On Tuesday, Adobe reported fourth quarter net income of $246 million, which compares to $222 million posted in the same period last year. The maker of graphics software also reported earnings of 46 cents, an 8-cent year-over-year increase and revenue of $915 million versus $911 million in the previous fourth quarter.
Adobe investors are accustomed to double-digit revenue growth, but exhibited only a mild reaction to the flat results on Wednesday, knocking close to 3 percent off Adobe’s share price. Any growth from a technology company is appreciated given the current economic circumstances.
Adobe prides itself on remaining independent and fending off repeated challenges from Microsoft and a host of other competitors over the years. Today, the company sits at the heart of Internet publishing and graphic design thanks to its Photoshop, Illustrator and Flash products. And it’s exactly those products that could make Adobe an attractive acquisition.

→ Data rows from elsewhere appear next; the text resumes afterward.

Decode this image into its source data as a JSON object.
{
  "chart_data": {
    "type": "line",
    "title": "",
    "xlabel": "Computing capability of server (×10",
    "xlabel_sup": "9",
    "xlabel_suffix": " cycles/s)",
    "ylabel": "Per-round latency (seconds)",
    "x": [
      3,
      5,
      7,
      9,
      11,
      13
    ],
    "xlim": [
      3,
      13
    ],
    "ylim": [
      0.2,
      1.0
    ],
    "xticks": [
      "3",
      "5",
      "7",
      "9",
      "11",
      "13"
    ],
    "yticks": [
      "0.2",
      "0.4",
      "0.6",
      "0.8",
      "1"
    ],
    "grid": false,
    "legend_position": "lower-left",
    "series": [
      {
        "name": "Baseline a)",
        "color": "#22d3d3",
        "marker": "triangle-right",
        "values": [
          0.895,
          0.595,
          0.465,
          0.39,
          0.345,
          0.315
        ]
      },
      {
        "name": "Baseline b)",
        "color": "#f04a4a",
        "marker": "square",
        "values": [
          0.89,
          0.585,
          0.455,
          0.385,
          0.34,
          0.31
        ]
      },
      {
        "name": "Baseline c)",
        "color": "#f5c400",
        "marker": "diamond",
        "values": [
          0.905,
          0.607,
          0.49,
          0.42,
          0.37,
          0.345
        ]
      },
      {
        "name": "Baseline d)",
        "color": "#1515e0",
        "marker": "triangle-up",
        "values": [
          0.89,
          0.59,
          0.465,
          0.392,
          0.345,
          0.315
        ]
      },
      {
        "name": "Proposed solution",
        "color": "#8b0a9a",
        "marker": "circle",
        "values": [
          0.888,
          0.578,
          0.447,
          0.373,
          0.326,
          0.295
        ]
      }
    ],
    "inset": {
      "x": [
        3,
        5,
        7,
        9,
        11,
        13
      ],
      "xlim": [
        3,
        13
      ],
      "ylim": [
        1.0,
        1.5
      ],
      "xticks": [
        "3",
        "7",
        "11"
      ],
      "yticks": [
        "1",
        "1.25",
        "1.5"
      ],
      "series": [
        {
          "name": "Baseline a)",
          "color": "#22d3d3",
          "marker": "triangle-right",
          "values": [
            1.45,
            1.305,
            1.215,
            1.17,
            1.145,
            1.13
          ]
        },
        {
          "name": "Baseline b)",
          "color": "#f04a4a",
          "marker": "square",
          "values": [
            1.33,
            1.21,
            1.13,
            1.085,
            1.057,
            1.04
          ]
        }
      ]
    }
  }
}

Microsoft, Apple and Hewlett-Packard are just some of the companies that could handle an Adobe purchase, although Microsoft could likely find the regulatory hurdles higher than the other companies. All three of the companies mentioned could use Adobe’s products to extend their publishing reach and Internet influence.
Executives at Adobe say 2009 should remain a challenge. And slowed growth could leave the company in a very vulnerable spot over the next year, as the big boys plot their moves.